Native Americans: Support federal tribal recognition for tribes included in S. 1178: Indian Tribes of Virginia Federal Recognition Act of 2009, and in addition, the United Houma Nation of Louisiana, the Shinnecock Tribal Nation of New York, the Southeastern Cherokee Council Inc. of Georgia, the Native Hawaiian Nation, and the Brothertown Nation of Wisconsin.

Regulation and the Financial Crisis: Support government regulation of banking and financial institutions in order to protect the middle and lower classes hurt by the recent financial crisis.

Torture: Devise and implement truth and reconciliation-based methods of accountability to make transparent to the American people governmental practices of torture and extraordinary rendition.

INTERNATIONAL:

Debt Cancellation: Extend cancellation of debt to additional heavily indebted impoverished countries that have not previously qualified for debt cancellation and include strong safeguards to ensure that the money will be used to combat extreme poverty. Call upon the U.S. Treasury Department to prevent the practice of vulture funds.

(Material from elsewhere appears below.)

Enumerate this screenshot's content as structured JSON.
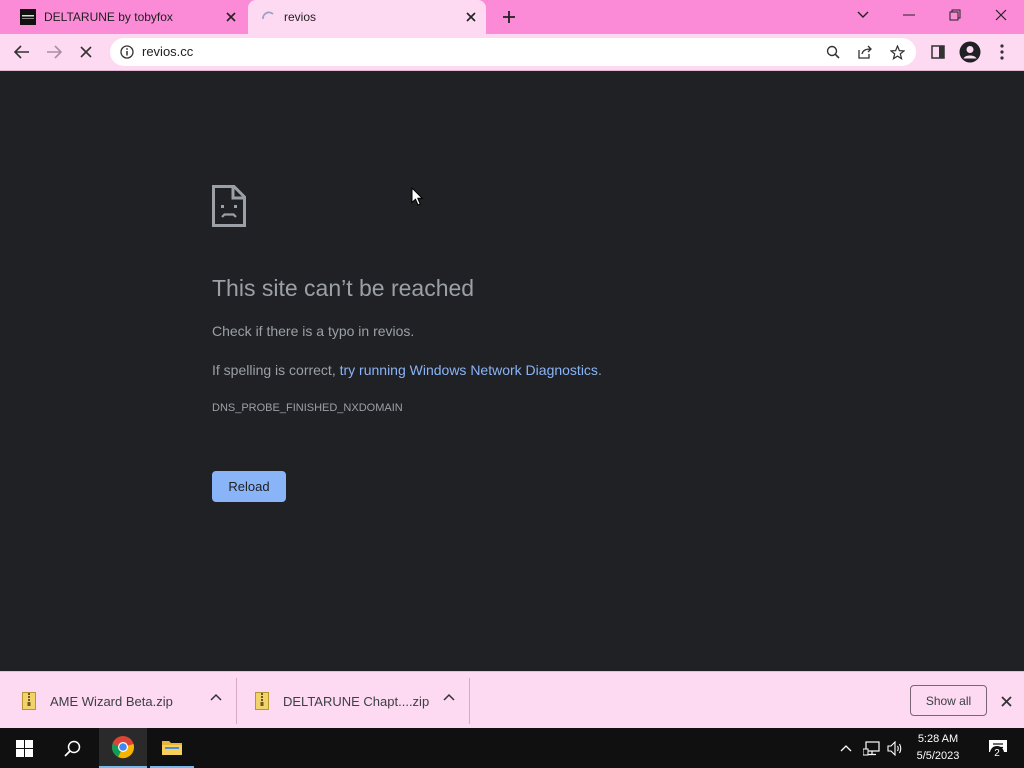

Haiti: Increase disaster and developmental assistance to Haiti; extend trade preferences for Haitian exports to the United States; and designate Temporary Protected Status to Haitian immigrants living in the United States.

Iraq: Consider deeply the voices and concerns of the Iraqi people in determining our continuing relationship with that sovereign nation.

Nuclear Arms: Explore a moratorium on production of new nuclear arms.

Pakistan: Together with the international community, provide basic care for the people of Pakistan who have fled their homes, both those who are refugees and those who are internally displaced

Sudan: Ensure the faithful implementation of the Comprehensive Peace Agreement (CPA) including holding the parties to the CPA accountable for its fair and transparent implementation, the fair resolution of border disputes, the equitable sharing of resources, and the carrying out of safe and fair elections.

Trafficking: Support legislation intended to assist victims of trafficking, especially women and children, recover and reintegrate into society in a respectful and safe manner.

Victims of International Gangs: Urge the US Government and UN to extend international refugee conventions and national immigration norms to provide relief to victims of criminal gangs.